異なるプレフィックスシードでは(tide-atlas)N=500でもconsistency≈0.60。これはプレフィックス自体が個性を決めるので、「固定プレフィックス→同じ結果」は当然。重要なのは同じプレフィックスなら10歩で決定的ということ。
2. リセット実験
V値のみリセット(位置は保持): 95% 同じ側に戻る V値+位置を中央にリセット: 55% ≈ ランダム
これが最も重要な発見。
3. εの影響
ε=0.05〜0.50の全域で完全二極化(30/30)。探索率は二極化に影響しない。
解釈
個性 = 記憶 × 身体
V値(記憶)をリセットしても、身体(位置)がRoom A側にあれば、再びA側のV値が優先的に学習されてA側に定着する。記憶を失っても、身体がいる場所が次の記憶を形成する。

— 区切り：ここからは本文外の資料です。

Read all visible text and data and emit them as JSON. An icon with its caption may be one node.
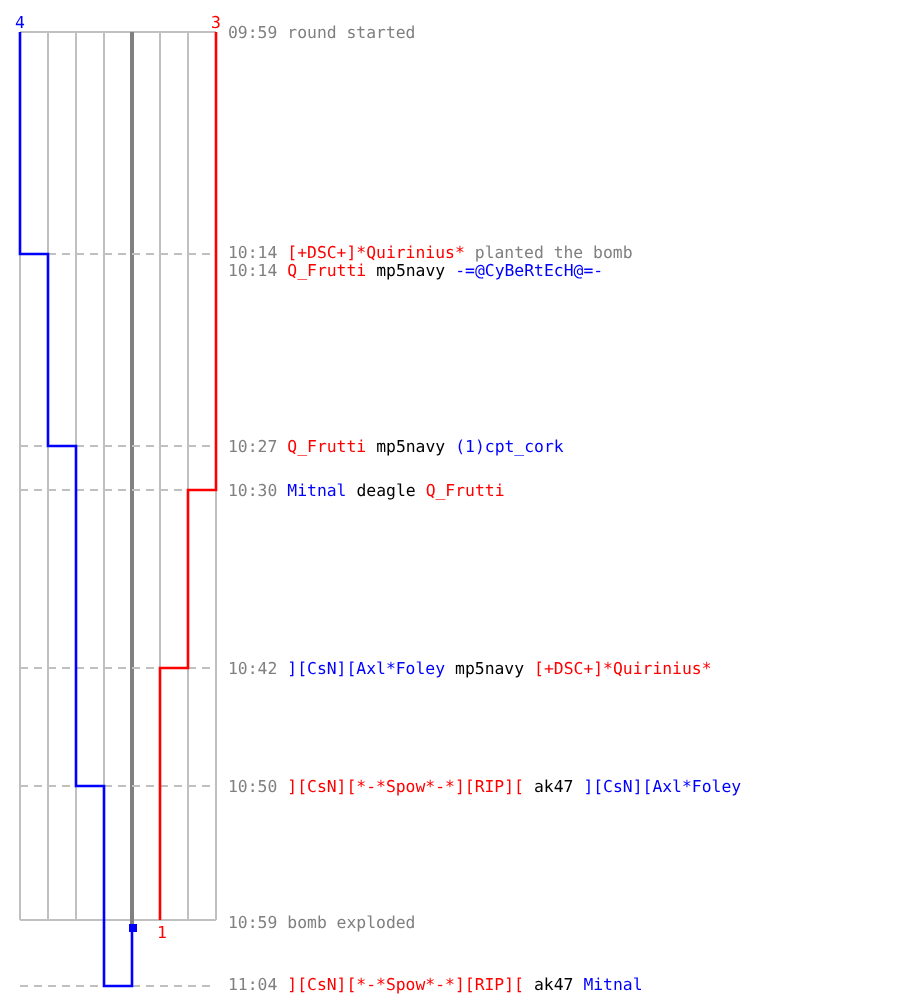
{
  "diagram": {
    "labels": [
      "4",
      "3",
      "09:59",
      "round started",
      "10:14",
      "[+DSC+]*Quirinius*",
      "planted the bomb",
      "10:14",
      "Q_Frutti",
      "mp5navy",
      "-=@CyBeRtEcH@=-",
      "10:27",
      "Q_Frutti",
      "mp5navy",
      "(1)cpt_cork",
      "10:30",
      "Mitnal",
      "deagle",
      "Q_Frutti",
      "10:42",
      "][CsN][Axl*Foley",
      "mp5navy",
      "[+DSC+]*Quirinius*",
      "10:50",
      "][CsN][*-*Spow*-*][RIP][",
      "ak47",
      "][CsN][Axl*Foley",
      "1",
      "10:59",
      "bomb exploded",
      "11:04",
      "][CsN][*-*Spow*-*][RIP][",
      "ak47",
      "Mitnal"
    ]
  }
}
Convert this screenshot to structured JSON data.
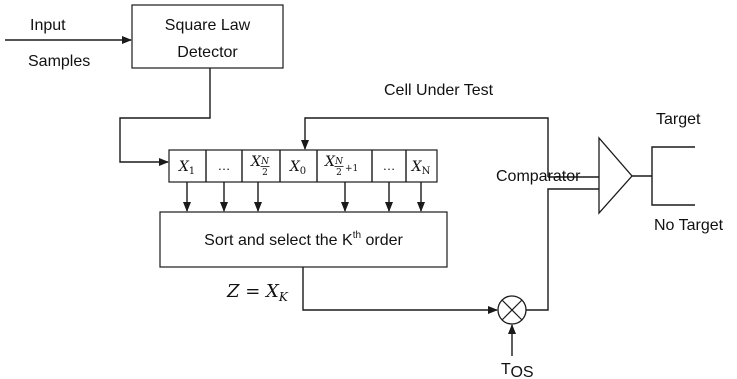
{
  "labels": {
    "input_line1": "Input",
    "input_line2": "Samples",
    "detector_line1": "Square Law",
    "detector_line2": "Detector",
    "cell_under_test": "Cell Under Test",
    "comparator": "Comparator",
    "target": "Target",
    "no_target": "No Target",
    "sort_prefix": "Sort and select the K",
    "sort_sup": "th",
    "sort_suffix": " order",
    "z_lhs": "Z",
    "z_eq": " = ",
    "z_x": "X",
    "z_sub": "K",
    "tos_main": "T",
    "tos_sub": "OS"
  },
  "cells": [
    {
      "kind": "sub",
      "base": "X",
      "sub": "1"
    },
    {
      "kind": "ellipsis",
      "text": "…"
    },
    {
      "kind": "frac",
      "base": "X",
      "num": "N",
      "den": "2",
      "plus": ""
    },
    {
      "kind": "sub",
      "base": "X",
      "sub": "0"
    },
    {
      "kind": "frac",
      "base": "X",
      "num": "N",
      "den": "2",
      "plus": "+1"
    },
    {
      "kind": "ellipsis",
      "text": "…"
    },
    {
      "kind": "sub",
      "base": "X",
      "sub": "N"
    }
  ]
}
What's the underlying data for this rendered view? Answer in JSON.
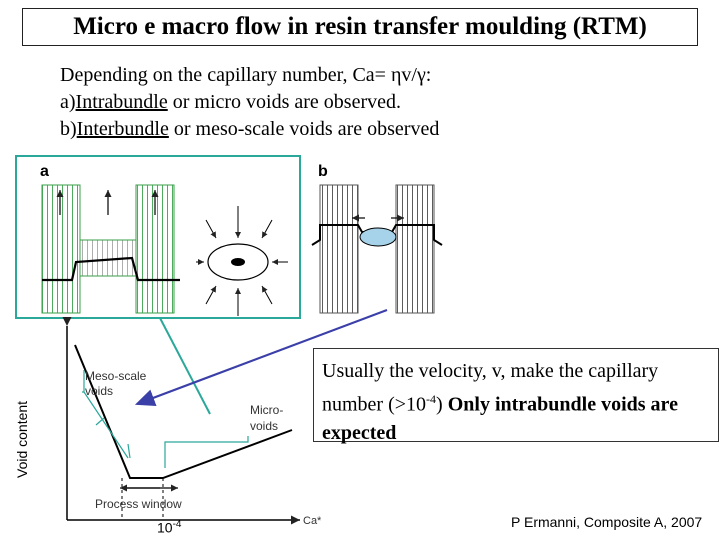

V値と位置の両方をリセットすると、55%≈ランダム。もう「その個体」ではない。
これは哲学的に深い:
- 記憶喪失した人間は、同じ環境にいれば似た性格に戻りうる(環境が記憶を再生成する)
- 記憶も環境も変わったら、別人になる
- 個性は脳の中にあるのではなく、脳と世界の接続パターンにある
臨界期の解釈
10歩で決定。これは:
- 最初の数歩で片方に偏る(偶然)
- V値の非対称が生まれる
- greedyポリシーがその非対称を増幅する
- 10歩の時点でV値の勾配が十分急になり、εの探索ノイズでは覆らなくなる
発達心理学の臨界期と構造的に同型。そしてε(好奇心・探索性)を0.5まで上げても覆らないのが強い。一度決まった個性は、いくら冒険しても変わらない。変わるには「記憶を消して元の場所に戻る」しかない。
ローバーへの示唆
ほこ天デモで:
- 「電源投入後の最初の10秒でこの子の個性が決まります」
- 同じローバーでもリセットするたびに違う個性になる
- でも走ってる途中でV値だけリセットしても、今いる場所から同じ個性に戻る
- 「個性はどこにある?」→ 脳でも環境でもなく、その間にある
開いた問い
- 10歩という数はγ(割引率)にどう依存するか? γが大きい→遠くの報酬を見通す→少ない歩数で決まる?
- 「臨界期を延ばす」方法はあるか? → 教育的に面白い問い。学習率の初期抑制? カリキュラム学習?
- εが効かないのは強い結果。ではαを動的に変えたら? 学習率アニーリングで臨界期を制御できるか?